A tale football, funny but the darker side of the game.
A few weeks ago, for my birthday, I had a trip to London to watch a play entitled ‘The Red Lion’.
Now I know it sounds like a pub, but it’s not! It’s a fictional non-league club riding high at the top end of their league with promotion on the horizon. It sounds like something I would’ve sought out, but it was my wife who found it after hearing about it on breakfast TV.
This however is not a stage play, oh no! It’s a studio not much bigger than some people’s front room, set up like a football changing room with shirts hanging on pegs.
There is a cast of only 3, Stephen Tomkinson of Wild at Heart and DCI Banks fame is the lead joined by John Bowler (The Bill) and Dean Bone (Vera).
Bone plays a talented young footballer hampered by a knee injury, Bowler the veteran wanting what’s best for the club that runs through his veins and Tomkinson the manager pushing for the best on and off the pitch by whatever means including the shadier side of football with bungs and brown envelopes.
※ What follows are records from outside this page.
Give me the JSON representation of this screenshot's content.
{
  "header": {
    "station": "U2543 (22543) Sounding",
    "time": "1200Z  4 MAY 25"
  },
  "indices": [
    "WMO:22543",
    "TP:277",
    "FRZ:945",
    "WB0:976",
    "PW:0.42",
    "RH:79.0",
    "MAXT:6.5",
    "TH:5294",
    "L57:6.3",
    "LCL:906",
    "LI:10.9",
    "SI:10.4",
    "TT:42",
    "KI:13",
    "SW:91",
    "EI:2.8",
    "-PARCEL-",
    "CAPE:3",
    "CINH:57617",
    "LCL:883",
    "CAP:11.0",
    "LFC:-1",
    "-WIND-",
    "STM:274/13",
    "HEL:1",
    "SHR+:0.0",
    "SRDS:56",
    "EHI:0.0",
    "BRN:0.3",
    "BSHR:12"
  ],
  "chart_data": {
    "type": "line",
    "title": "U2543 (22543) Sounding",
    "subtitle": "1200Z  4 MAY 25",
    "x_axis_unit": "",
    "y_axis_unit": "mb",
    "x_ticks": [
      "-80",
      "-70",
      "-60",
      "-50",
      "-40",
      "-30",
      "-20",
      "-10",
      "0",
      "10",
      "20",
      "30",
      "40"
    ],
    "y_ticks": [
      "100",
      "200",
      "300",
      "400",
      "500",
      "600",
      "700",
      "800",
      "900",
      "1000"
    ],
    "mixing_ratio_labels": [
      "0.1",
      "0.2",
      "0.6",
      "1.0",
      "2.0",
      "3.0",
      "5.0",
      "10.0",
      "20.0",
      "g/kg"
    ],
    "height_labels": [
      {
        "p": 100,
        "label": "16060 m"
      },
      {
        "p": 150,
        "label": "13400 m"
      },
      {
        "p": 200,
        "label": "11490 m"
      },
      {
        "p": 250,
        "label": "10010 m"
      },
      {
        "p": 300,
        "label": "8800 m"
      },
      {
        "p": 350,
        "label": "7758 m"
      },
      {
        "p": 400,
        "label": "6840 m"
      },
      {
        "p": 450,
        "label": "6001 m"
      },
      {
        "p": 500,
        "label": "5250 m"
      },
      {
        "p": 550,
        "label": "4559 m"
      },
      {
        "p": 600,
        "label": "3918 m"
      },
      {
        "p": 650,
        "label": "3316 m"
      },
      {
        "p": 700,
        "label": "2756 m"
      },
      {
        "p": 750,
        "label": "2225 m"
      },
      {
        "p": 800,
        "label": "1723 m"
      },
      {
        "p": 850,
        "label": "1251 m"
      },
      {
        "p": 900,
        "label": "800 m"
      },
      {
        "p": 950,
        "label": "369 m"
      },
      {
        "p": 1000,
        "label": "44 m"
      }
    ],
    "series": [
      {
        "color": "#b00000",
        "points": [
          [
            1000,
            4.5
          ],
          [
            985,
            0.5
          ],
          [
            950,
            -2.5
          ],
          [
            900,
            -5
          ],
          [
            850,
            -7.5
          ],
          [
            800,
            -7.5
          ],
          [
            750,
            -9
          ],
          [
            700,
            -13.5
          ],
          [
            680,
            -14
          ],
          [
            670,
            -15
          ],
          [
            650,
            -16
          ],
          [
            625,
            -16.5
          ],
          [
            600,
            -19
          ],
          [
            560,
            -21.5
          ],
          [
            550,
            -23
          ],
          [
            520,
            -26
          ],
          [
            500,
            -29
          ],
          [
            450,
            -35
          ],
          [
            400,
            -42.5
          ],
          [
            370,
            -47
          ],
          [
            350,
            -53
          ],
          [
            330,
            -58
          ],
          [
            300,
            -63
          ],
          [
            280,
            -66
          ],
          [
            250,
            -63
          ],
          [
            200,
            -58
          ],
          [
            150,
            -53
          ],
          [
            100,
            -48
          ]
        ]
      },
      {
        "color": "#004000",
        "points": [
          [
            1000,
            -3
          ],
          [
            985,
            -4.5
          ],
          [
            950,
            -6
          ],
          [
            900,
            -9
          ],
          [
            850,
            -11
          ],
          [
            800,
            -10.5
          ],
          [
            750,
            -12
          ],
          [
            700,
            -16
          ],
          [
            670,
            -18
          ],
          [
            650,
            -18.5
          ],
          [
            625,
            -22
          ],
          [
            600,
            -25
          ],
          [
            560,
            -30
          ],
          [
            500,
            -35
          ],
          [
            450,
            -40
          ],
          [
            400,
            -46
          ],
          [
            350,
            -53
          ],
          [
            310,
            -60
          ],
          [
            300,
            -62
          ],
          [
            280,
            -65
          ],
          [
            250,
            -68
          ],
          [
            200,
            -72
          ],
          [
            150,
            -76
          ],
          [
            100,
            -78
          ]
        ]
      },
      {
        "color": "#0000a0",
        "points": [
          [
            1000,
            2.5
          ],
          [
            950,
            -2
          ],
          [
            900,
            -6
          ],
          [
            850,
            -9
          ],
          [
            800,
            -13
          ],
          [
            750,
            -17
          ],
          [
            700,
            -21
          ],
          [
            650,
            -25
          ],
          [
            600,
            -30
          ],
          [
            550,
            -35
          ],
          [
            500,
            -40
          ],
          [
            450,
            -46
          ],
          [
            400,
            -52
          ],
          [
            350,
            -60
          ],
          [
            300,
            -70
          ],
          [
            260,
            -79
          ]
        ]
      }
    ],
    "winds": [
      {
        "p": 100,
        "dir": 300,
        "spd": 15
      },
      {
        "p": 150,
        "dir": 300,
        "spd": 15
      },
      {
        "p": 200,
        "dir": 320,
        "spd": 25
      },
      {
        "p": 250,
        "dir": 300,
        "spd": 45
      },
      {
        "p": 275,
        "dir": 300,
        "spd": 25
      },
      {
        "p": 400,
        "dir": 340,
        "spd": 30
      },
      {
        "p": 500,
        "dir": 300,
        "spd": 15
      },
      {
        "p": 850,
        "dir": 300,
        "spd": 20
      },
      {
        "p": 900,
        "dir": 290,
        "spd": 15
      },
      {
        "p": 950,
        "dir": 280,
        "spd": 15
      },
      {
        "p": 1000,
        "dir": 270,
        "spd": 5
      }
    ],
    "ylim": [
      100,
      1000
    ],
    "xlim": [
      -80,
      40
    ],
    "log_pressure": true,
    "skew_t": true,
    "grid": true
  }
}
Yates (Bowler) and Kidd (Tomkinson) both want what’s best for the kid in different ways, Yates wanting to nurture him at the club while Kidd see’s him as the cash cow to secure the clubs immediate financial future.
As it transpires, Jordan (Bone) has a niggling knee injury which fails a medical, leaving Kidd fuming and into a blazing row with Yates over their ‘prodigal son’.
All three actors played their part perfectly, injected with humour, those with a non-league club background will appreciate the moaning of the state of the pitch, this and that not available, it’s not the Premier League, but the performances are. Sadly, the performance I saw was the last of the current run in London, something to remember given the closeness of the set and it’s personal feeling being that close to the actor’s, if it pop’s up again, go check it out, even those with a small knowledge or interest in football get what’s going on.